Buenas Nuevas

“Mis amigos…”

“Mis amigos…”
Tony Salinas Avery
Sacerdote
En el Evangelio de este domingo, Jesús explica a sus discípulos el término “amigo”. En el Antiguo Testamento se llamaba a Abrahán por excelencia “el amigo de Dios”.

Ahora con Jesús, el término se aplica a todos los discípulos de Jesús, porque la fuerza regeneradora del amor, derriba cualquier obstáculo que impida esa maravillosa relación, llena de vida y comunión en los propios secretos divinos. Leyendo pues este capítulo que es cómo el testamento de Jesús, comprendemos que tanto la elección de ellos y su llamada a vivir y permanecer en su amor, es el fruto de su entrega amorosa por cada uno de ellos.

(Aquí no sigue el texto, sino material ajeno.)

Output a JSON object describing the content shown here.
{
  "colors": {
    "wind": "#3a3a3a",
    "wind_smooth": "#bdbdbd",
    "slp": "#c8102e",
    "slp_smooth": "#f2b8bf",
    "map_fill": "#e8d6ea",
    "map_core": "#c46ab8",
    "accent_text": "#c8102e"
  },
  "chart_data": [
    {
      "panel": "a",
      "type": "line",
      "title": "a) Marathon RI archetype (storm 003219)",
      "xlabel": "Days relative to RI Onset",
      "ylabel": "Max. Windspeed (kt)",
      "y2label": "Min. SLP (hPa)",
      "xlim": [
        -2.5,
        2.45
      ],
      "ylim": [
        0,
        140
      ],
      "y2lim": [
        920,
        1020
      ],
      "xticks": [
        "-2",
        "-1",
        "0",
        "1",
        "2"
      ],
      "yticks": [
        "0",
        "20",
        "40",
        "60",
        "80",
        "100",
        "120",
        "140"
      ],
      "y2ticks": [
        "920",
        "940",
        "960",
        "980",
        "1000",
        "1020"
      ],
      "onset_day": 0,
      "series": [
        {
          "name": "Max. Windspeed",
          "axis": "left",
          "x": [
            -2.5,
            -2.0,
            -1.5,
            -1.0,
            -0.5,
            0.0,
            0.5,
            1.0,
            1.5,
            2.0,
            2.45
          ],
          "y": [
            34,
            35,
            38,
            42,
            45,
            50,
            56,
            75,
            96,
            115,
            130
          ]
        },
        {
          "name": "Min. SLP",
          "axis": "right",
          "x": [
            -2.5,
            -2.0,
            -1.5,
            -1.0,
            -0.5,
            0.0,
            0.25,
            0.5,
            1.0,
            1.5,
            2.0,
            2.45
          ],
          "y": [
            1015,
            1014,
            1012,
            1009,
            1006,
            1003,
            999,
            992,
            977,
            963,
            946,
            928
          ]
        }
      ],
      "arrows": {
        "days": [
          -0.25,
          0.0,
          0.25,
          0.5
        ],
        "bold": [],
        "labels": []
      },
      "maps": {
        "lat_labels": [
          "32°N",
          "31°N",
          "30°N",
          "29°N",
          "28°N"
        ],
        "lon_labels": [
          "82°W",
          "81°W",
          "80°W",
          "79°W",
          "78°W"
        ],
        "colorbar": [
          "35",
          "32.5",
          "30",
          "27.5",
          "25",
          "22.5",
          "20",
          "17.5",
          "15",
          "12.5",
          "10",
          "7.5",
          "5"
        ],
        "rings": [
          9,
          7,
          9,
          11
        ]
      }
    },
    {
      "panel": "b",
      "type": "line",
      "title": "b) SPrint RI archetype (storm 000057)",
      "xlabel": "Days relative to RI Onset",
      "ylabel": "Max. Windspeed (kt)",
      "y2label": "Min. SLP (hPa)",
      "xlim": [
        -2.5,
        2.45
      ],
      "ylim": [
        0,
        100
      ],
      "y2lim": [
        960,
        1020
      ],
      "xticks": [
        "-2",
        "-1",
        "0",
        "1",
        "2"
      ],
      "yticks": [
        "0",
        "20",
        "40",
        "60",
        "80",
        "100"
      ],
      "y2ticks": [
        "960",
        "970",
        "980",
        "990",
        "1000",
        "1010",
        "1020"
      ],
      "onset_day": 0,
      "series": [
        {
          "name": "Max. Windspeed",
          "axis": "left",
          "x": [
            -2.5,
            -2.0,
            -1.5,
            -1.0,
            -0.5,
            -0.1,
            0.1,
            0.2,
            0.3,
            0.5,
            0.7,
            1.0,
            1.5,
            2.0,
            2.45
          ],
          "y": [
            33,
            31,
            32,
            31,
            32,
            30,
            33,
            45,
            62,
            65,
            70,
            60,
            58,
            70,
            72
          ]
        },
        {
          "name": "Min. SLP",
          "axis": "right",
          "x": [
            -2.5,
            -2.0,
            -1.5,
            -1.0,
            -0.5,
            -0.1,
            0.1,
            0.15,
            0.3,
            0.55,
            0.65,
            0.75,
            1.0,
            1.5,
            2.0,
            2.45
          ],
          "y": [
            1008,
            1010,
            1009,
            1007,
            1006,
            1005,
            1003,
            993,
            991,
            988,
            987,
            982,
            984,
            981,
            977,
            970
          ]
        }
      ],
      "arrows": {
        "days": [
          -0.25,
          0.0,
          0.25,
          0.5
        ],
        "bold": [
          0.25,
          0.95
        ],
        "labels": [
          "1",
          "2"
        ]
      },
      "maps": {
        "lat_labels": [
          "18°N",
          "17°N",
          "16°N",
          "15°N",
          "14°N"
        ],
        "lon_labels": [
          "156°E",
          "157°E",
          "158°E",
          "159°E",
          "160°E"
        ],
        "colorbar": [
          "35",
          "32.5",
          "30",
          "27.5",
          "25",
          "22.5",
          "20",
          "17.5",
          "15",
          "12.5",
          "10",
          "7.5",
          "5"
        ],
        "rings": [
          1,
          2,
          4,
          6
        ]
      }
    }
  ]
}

Ha sido Dios mismo el que elige por amor al discípulo y lo impulsa a entrar en el mundo para “dar fruto”, sosteniéndolo siempre. El Nuevo Testamento asegura que los “elegidos”, los “escogidos” son todos los cristianos (Rm 8,33; Col 3,12; 1Pe 2,4) teniendo al grupo de los “Doce” como aquellos discípulos de la primera hora de la salvación, que ahora sirven de modelos para todo seguimiento de Jesús. Como ellos, abandonado el Cenáculo, lugar de la última Cena de Jesús y de la proclamación del testamento de Jesús, también nosotros debemos salir por los caminos de nuestras ciudades, pueblos y barrios, anunciando la certeza que sólo el amor puede dar: Y es que en realidad para Jesús no somos “siervos”, sino sus amigos”. El amor es, por tanto, don; es una chispa encendida en el corazón de cada hombre; es una semilla colocada en el terreno de la vida. Si echamos ceniza sobre la chispa, esa se apaga; si la semilla es sofocada por piedras y espinas, no logra brotar. Por eso Jesús repite continuamente el verbo de la constancia, de la fidelidad, de la continuidad, el “permanecer”, el “habitar” dentro de la luz del amor divino. Hoy estamos invitados a permanecer el amor del Corazón de Jesús.